56 死霊
朝だというのに辺りは薄暗い。ジメジメとした空気。本日は曇りである。
夜空は喫茶店ノックスでくつろいでいた。彼以外にもハンターがたむろっている。雨が降りそうなので気のりしないらしい。そこで美雨がお店に入ってきた。

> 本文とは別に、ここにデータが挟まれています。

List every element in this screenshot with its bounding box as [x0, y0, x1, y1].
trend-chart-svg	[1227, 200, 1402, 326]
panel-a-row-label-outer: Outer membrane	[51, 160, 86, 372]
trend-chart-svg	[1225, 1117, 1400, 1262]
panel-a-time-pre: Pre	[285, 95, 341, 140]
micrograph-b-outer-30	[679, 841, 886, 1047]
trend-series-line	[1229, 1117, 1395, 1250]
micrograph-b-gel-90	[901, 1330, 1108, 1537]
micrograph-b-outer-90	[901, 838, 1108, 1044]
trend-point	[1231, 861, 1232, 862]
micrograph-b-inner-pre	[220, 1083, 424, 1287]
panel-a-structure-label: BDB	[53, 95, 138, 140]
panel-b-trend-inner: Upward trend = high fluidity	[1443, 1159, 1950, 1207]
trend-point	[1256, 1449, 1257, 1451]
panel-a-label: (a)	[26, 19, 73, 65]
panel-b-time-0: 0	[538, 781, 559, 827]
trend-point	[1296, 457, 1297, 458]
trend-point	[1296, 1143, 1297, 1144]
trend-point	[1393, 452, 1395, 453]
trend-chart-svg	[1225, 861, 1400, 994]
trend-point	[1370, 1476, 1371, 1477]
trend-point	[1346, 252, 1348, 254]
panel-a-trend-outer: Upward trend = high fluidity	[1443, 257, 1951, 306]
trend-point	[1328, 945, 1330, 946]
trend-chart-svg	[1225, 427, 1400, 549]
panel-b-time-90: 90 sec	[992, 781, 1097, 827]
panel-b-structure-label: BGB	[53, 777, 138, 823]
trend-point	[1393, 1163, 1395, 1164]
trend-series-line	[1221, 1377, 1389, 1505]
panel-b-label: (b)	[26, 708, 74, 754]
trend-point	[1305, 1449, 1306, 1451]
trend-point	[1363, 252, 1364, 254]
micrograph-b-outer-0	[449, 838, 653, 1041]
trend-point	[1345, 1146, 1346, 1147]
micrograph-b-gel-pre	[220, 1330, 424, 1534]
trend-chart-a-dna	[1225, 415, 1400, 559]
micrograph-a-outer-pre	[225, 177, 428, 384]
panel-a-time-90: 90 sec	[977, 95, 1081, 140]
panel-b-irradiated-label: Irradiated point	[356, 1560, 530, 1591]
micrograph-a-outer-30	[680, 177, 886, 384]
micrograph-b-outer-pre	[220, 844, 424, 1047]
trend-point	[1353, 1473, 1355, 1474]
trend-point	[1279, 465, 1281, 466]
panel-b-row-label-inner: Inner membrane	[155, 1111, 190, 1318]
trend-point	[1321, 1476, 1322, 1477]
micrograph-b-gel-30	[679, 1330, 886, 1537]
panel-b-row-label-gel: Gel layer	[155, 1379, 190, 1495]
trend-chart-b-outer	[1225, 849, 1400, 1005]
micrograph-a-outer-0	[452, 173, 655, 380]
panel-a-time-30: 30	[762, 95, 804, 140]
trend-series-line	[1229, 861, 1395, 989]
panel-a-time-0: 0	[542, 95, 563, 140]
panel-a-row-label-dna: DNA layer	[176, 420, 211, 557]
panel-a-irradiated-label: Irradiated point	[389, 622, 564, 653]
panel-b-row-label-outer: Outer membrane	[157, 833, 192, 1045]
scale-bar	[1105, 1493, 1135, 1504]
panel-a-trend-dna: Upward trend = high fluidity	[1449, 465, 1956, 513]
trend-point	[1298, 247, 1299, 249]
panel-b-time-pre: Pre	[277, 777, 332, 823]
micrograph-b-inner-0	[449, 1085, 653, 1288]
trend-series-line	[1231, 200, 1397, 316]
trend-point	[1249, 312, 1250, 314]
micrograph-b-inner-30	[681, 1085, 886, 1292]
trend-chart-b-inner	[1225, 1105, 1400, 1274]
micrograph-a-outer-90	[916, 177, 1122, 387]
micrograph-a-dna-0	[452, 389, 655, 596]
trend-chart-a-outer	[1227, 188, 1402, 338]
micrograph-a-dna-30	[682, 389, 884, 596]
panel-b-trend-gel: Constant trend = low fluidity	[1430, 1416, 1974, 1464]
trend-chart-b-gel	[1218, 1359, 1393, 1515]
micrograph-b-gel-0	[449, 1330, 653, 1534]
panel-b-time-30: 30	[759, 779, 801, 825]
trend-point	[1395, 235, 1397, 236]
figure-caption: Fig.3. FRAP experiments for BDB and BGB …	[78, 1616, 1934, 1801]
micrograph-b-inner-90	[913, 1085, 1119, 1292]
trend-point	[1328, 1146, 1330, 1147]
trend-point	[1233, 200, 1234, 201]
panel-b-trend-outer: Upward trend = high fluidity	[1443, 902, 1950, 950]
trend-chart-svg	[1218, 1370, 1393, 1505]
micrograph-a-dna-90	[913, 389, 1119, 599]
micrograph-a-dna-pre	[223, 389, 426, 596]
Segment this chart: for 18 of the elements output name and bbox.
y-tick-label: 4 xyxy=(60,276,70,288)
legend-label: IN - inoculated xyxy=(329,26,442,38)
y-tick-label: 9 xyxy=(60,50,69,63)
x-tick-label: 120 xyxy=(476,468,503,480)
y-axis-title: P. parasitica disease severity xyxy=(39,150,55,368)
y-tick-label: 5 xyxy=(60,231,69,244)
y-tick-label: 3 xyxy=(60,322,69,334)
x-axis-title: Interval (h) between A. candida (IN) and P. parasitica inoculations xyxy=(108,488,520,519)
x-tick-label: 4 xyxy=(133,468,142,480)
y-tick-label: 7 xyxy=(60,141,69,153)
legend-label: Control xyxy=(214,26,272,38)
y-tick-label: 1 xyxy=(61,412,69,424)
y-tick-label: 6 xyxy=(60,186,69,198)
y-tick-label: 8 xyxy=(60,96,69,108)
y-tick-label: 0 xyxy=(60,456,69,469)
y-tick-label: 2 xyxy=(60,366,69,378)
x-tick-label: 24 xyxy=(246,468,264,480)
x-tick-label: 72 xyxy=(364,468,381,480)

「依頼受けないの? こういう日は依頼報酬1.2倍なのに」
全ての依頼ではないが短期的なもの、主にモンスター討伐の報酬が高くなる事が多い。これは毎日狩らなくてはならないからだ。ある数を越えると急激に増える。そうなると厄介である。
「そういうのは新人に譲るべきだからな」
「新人の方が山井さんより難しい依頼してること多いけどね」
そんな時、全員の携帯のアラームが一斉に鳴る。
「緊急の依頼!!?」
誰かが言う。
「死霊が大量発生だとよ。誰か違法な召喚したか?」
「ありえる。禁忌系の儀式でもして、また失敗したんじゃね?」
「どうでもいいよ。とりあえず」
喫茶店にいるハンターたちが各々に立ち上がる。
「んじゃっ。いっちょいきますか。お化け退治に」
会計を済ませ外に出るハンターたち。それを見送る獣人の女の子たち。取り残された美雨と夜空。そこで彼女は小さな鞄をゴソゴソと漁る。
「嗚呼ぁ!! 対死霊用の道具が切れてる!!」
「そういえば今宵は魔法が使えないのか。ハハハ、不便だな」
「山井さんもでしょ……!! って早く買いに行こう!!」
ハンターたちが戦う中、二人は急いでショップに向かう。
道中で親子がうずくまっていた。霊体のモンスターが子に襲い掛かる。母親が子を抱き守ろうとしていた。
「危ない!!」
美雨が親子の前に出て庇った。ゾンビ系と違うのは、死霊系のモンスターはこちらの攻撃がすり抜けるのに対し、モンスターの攻撃は当たるところだ。
攻撃に当たる直前、男の声が聞こえた。
「うおおおお!!! 悪・霊・退・散!! ハッァ!!」
美雨はその光景に驚いた。男がメリケンサックで霊体を殴ったからだ。それは魔銃のように特別な製法で作られている訳ではない。ただの市販のメリケンサックに見えた。しかし、その不安とは裏腹に霊体は霧のように消えていく。